As the costs of these behind the scenes needs went up, so did the taxes.

According to Hélie, about 47% of the cost of beer in BC is pure tax, with similar numbers around the country.

“We are not saying ‘there should be no taxes on beer,’ we are saying ‘47% is pretty high, isn’t that enough?’”

Once that April 1st tax increase of 6.3% – the largest year-over-year increase in 40 years – kicks in, that number will go over 50%.

Hélie said Canada has the highest beer tax of any G7 country.

“I think Canadian beer taxes would be about 45% higher than other G7 countries on average,” he said.

“Look at trends. G7 countries like Japan and the US have either decreased or are planning to decrease beer taxes, while in Ottawa they have this brilliant idea to increase federal beer taxes every year by inflation.”

Beer Canada had opposed this automatic tax increase since it was first introduced in 2017, but they never expected it to spiral this far out of control.

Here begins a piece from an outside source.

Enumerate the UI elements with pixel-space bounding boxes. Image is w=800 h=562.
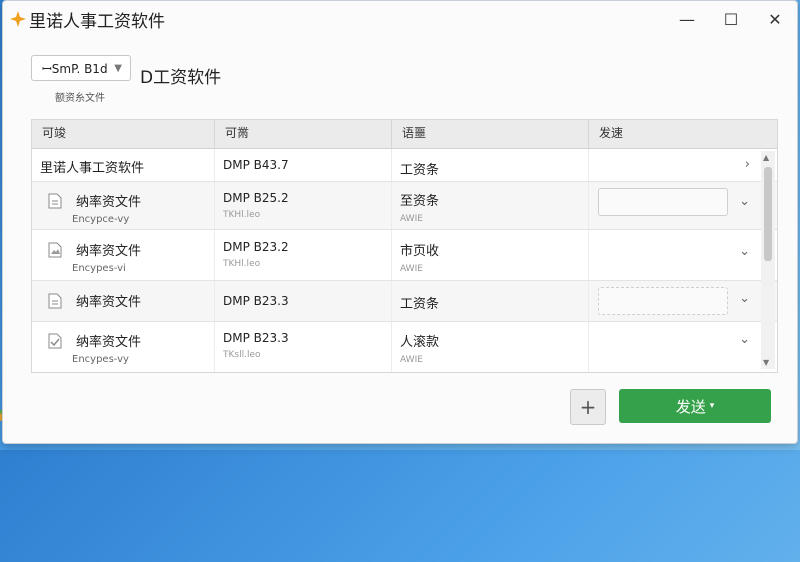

“The response of the government in the last 3-4 years has been ‘go away, we don’t want to talk about it, what’s the problem, there’s no issue.’ In the last 12 months, that dialogue has changed completely.”

Politicians from all of Canada’s parties have voiced sympathy towards Hélie and Beer Canada.

“The policy intent was not to have a 6.3% beer tax increase on April first that will have huge negative impact… We are confident that if a bill was put in front of the house of commons, we would have overwhelming support to freeze beer taxes.”

If the Beer Party of Canada were to be elected tomorrow, Hélie said that is what they would do.

“We have nobody saying we are wrong, it is just the question of… can we get through the noise to get a bill brought forward to fix this anomaly.”

One of his biggest concerns is that if taxes continue to increase, brewers will not be able to eat the cost.

“Brewers so far have been very slow and reluctant to pass on all those costs into the prices of their product, because of the fragile nature of their market and because of the way bars and restaurants have been struggling.”

This year, Hélie said beer retail prices are up 5.6% year-to-date.

“Next year,” this coming April, that could be another 10%.

“I have a hard time even saying it, because we have never seen that kind of change. I don’t even know if the market can bear that.”

Locally, this tax catches at least two of our three breweries at a very bad time – Deadfall Brewing, who are very small and still brand new, and Crossroads Brewing, who have just expanded into a second location in College Heights that is currently closed for renovations.